Démocratie
La démocratie: doit revenir au peuple
La démocratie, dans son sens le plus profond, ne se résume ni à un rituel électoral, ni à une mécanique institutionnelle. Elle repose sur un principe simple, souvent oublié : le pouvoir appartient au peuple, et les élus n’en sont que les dépositaires temporaires.
Dans un pays qui se dit moderne, respectueux et soucieux du bien commun, cette vérité devrait guider chaque décision publique.
Le peuple comme fondement de toute légitimité
Le mot démocratie vient du grec dêmos (le peuple) et kratos (le pouvoir).
Cela signifie que sans le peuple, il n’y a pas de démocratie.
Les élus ne sont rien d’autre que des représentants, choisis pour porter la voix collective. Ils ne sont ni des chefs, ni des propriétaires du pouvoir, ni des gestionnaires autonomes d’un État qui leur appartiendrait.
Dans une démocratie authentique, les citoyens ne sont pas de simples spectateurs. Ils sont les auteurs du projet collectif.
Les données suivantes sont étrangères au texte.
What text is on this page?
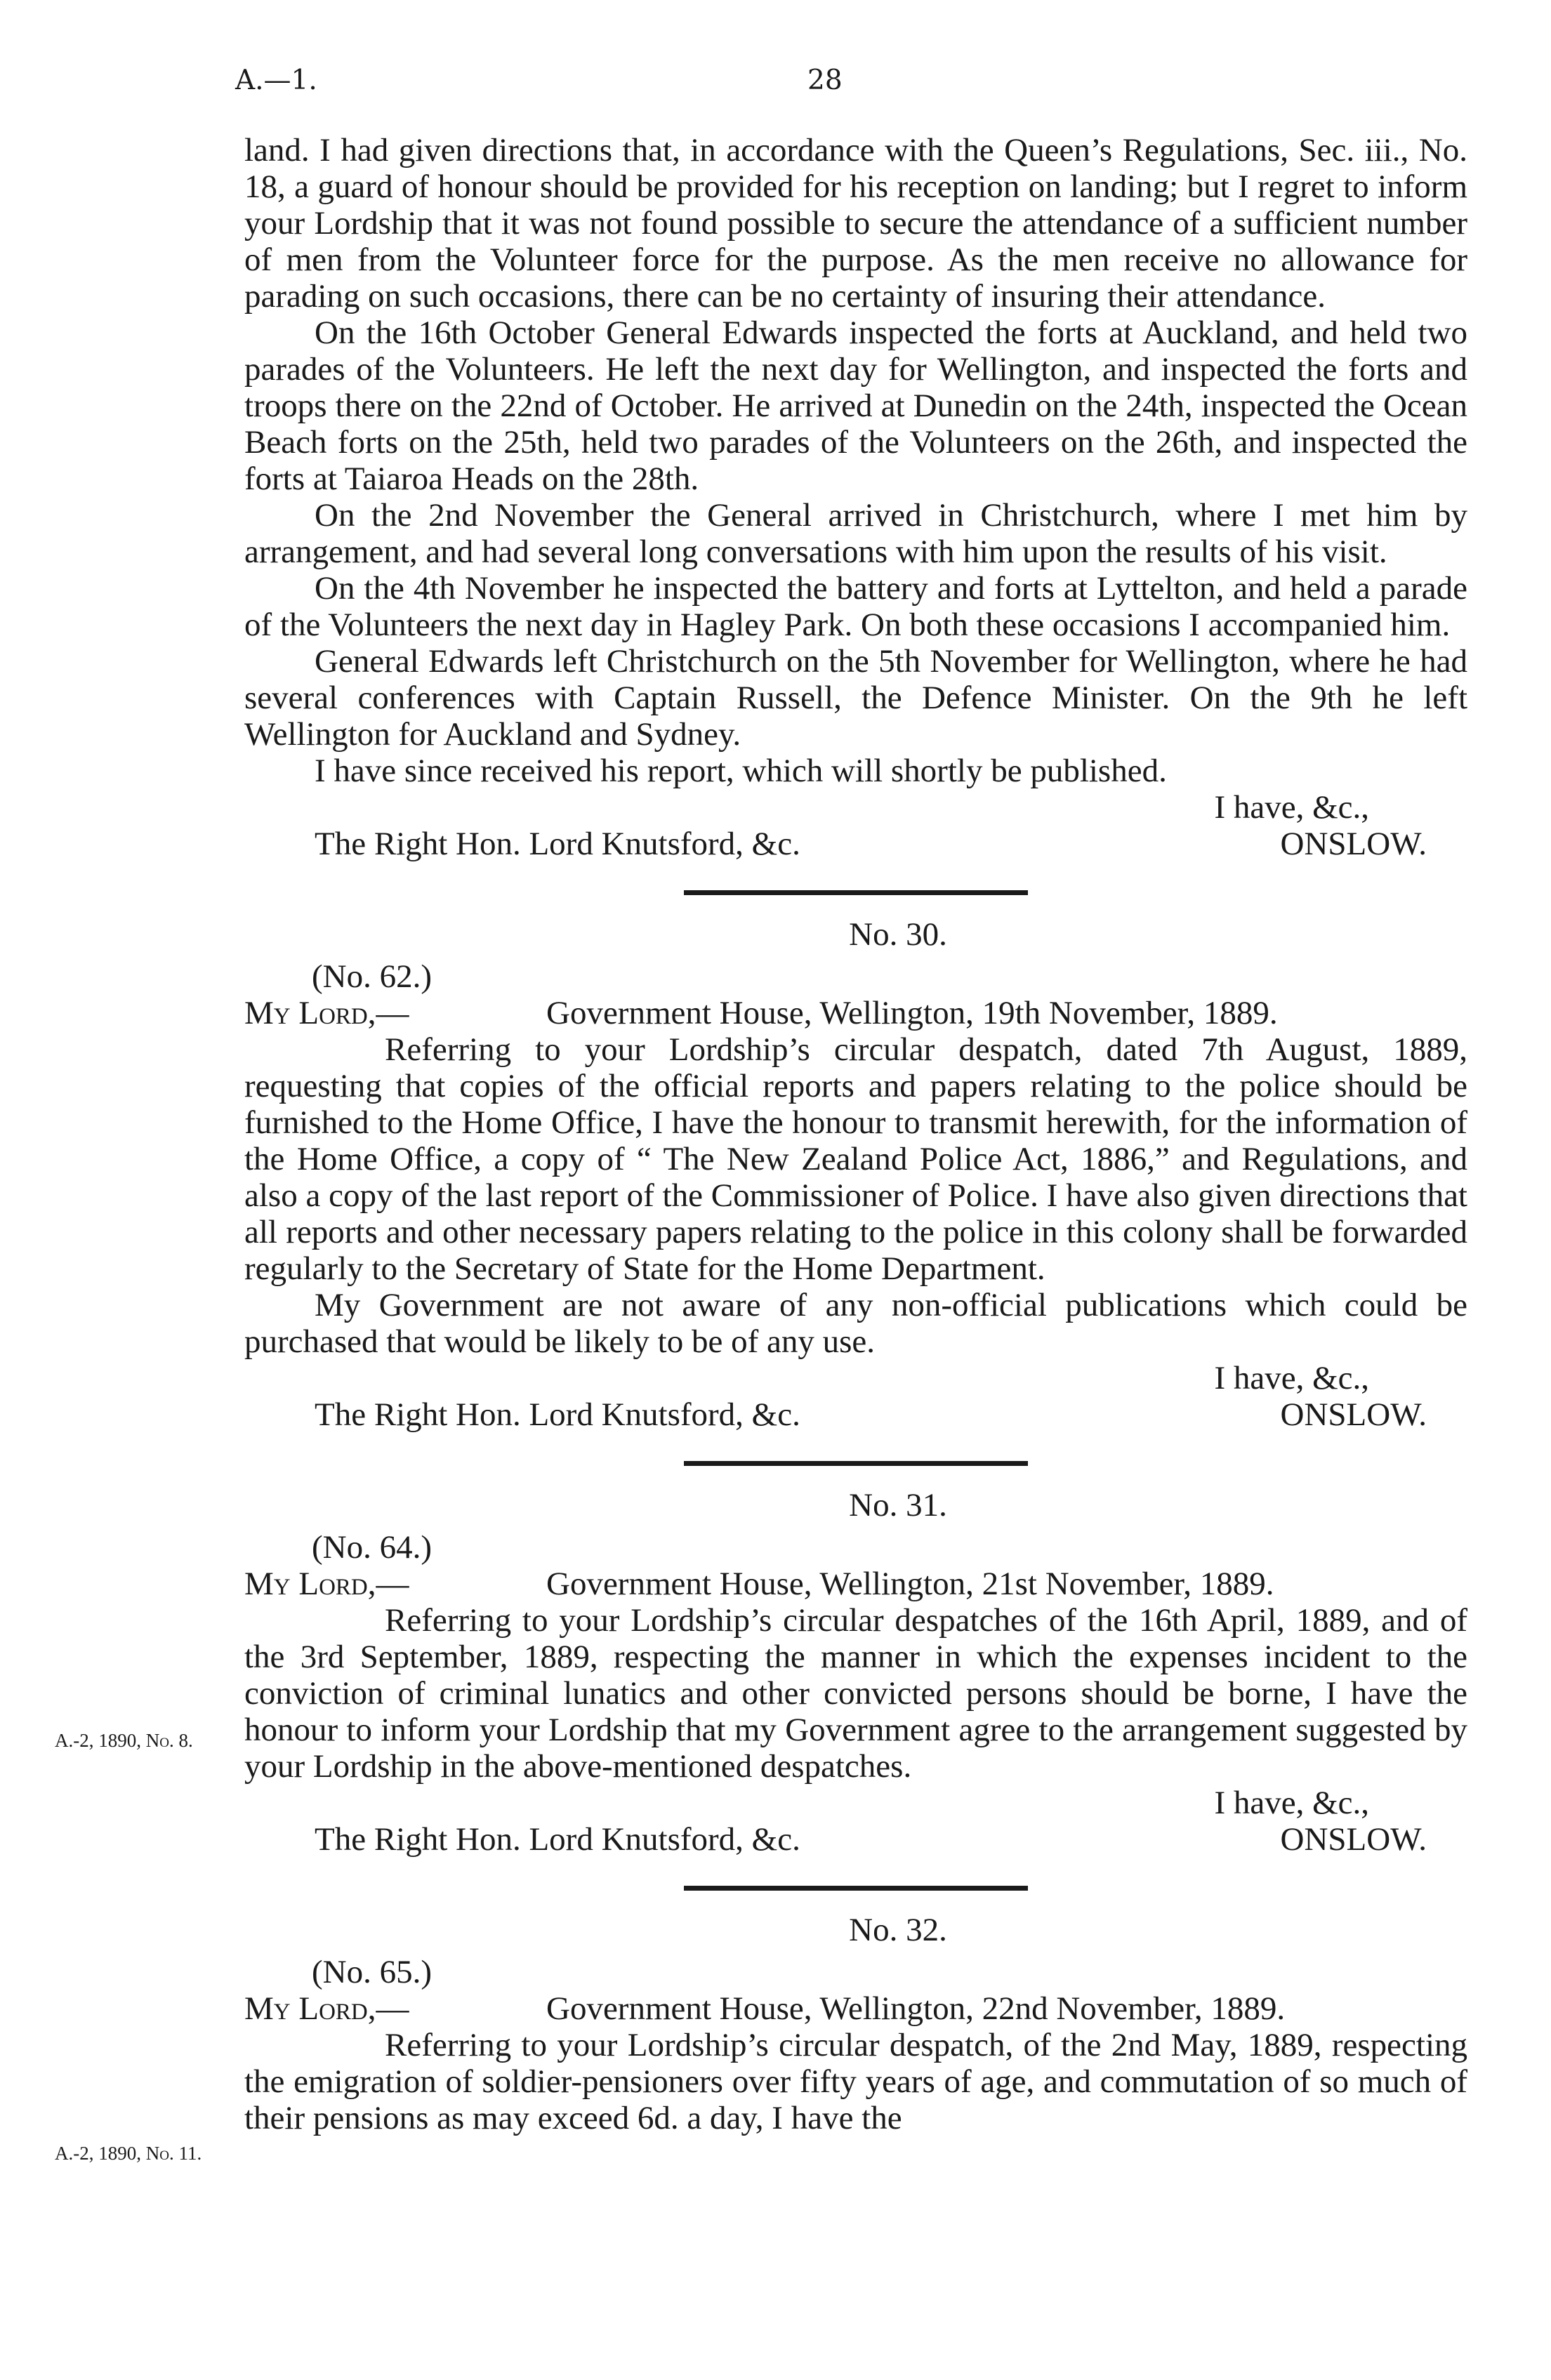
A.—1.	28
A.-2, 1890, No. 8.
A.-2, 1890, No. 11.

land. I had given directions that, in accordance with the Queen’s Regulations, Sec. iii., No. 18, a guard of honour should be provided for his reception on landing; but I regret to inform your Lordship that it was not found possible to secure the attendance of a sufficient number of men from the Volunteer force for the purpose. As the men receive no allowance for parading on such occasions, there can be no certainty of insuring their attendance.

On the 16th October General Edwards inspected the forts at Auckland, and held two parades of the Volunteers. He left the next day for Wellington, and inspected the forts and troops there on the 22nd of October. He arrived at Dunedin on the 24th, inspected the Ocean Beach forts on the 25th, held two parades of the Volunteers on the 26th, and inspected the forts at Taiaroa Heads on the 28th.

On the 2nd November the General arrived in Christchurch, where I met him by arrangement, and had several long conversations with him upon the results of his visit.

On the 4th November he inspected the battery and forts at Lyttelton, and held a parade of the Volunteers the next day in Hagley Park. On both these occasions I accompanied him.

General Edwards left Christchurch on the 5th November for Wellington, where he had several conferences with Captain Russell, the Defence Minister. On the 9th he left Wellington for Auckland and Sydney.

I have since received his report, which will shortly be published.

I have, &c.,
The Right Hon. Lord Knutsford, &c.	ONSLOW.
No. 30.
(No. 62.)
My Lord,—	Government House, Wellington, 19th November, 1889.

Referring to your Lordship’s circular despatch, dated 7th August, 1889, requesting that copies of the official reports and papers relating to the police should be furnished to the Home Office, I have the honour to transmit herewith, for the information of the Home Office, a copy of “ The New Zealand Police Act, 1886,” and Regulations, and also a copy of the last report of the Commissioner of Police. I have also given directions that all reports and other necessary papers relating to the police in this colony shall be forwarded regularly to the Secretary of State for the Home Department.

My Government are not aware of any non-official publications which could be purchased that would be likely to be of any use.

I have, &c.,
The Right Hon. Lord Knutsford, &c.	ONSLOW.
No. 31.
(No. 64.)
My Lord,—	Government House, Wellington, 21st November, 1889.

Referring to your Lordship’s circular despatches of the 16th April, 1889, and of the 3rd September, 1889, respecting the manner in which the expenses incident to the conviction of criminal lunatics and other convicted persons should be borne, I have the honour to inform your Lordship that my Government agree to the arrangement suggested by your Lordship in the above-mentioned despatches.

I have, &c.,
The Right Hon. Lord Knutsford, &c.	ONSLOW.
No. 32.
(No. 65.)
My Lord,—	Government House, Wellington, 22nd November, 1889.

Referring to your Lordship’s circular despatch, of the 2nd May, 1889, respecting the emigration of soldier-pensioners over fifty years of age, and commutation of so much of their pensions as may exceed 6d. a day, I have the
Les élus : des serviteurs du bien commun, pas des gestionnaires d’idéologies
Un élu n’est pas un monarque temporaire.
Il n’est pas là pour imposer une vision personnelle ou une idéologie hors-sol, déconnectée des réalités sociales.
Il est là pour servir, écouter, comprendre, et agir dans l’intérêt général.
Quand les élus oublient cette mission, quand ils se coupent du terrain, quand ils gouvernent au nom de doctrines abstraites plutôt qu’au nom du peuple, ils trahissent l’essence même de leur mandat.
Une démocratie moderne exige donc :
– transparence politique
– responsabilité des élus
– contrôle par les citoyens
– participation directe au moyen des élections et du référendum obligatoire.
Le respect du peuple : condition indispensable à la paix sociale
Une société ne peut être stable que si les citoyens se sentent entendus.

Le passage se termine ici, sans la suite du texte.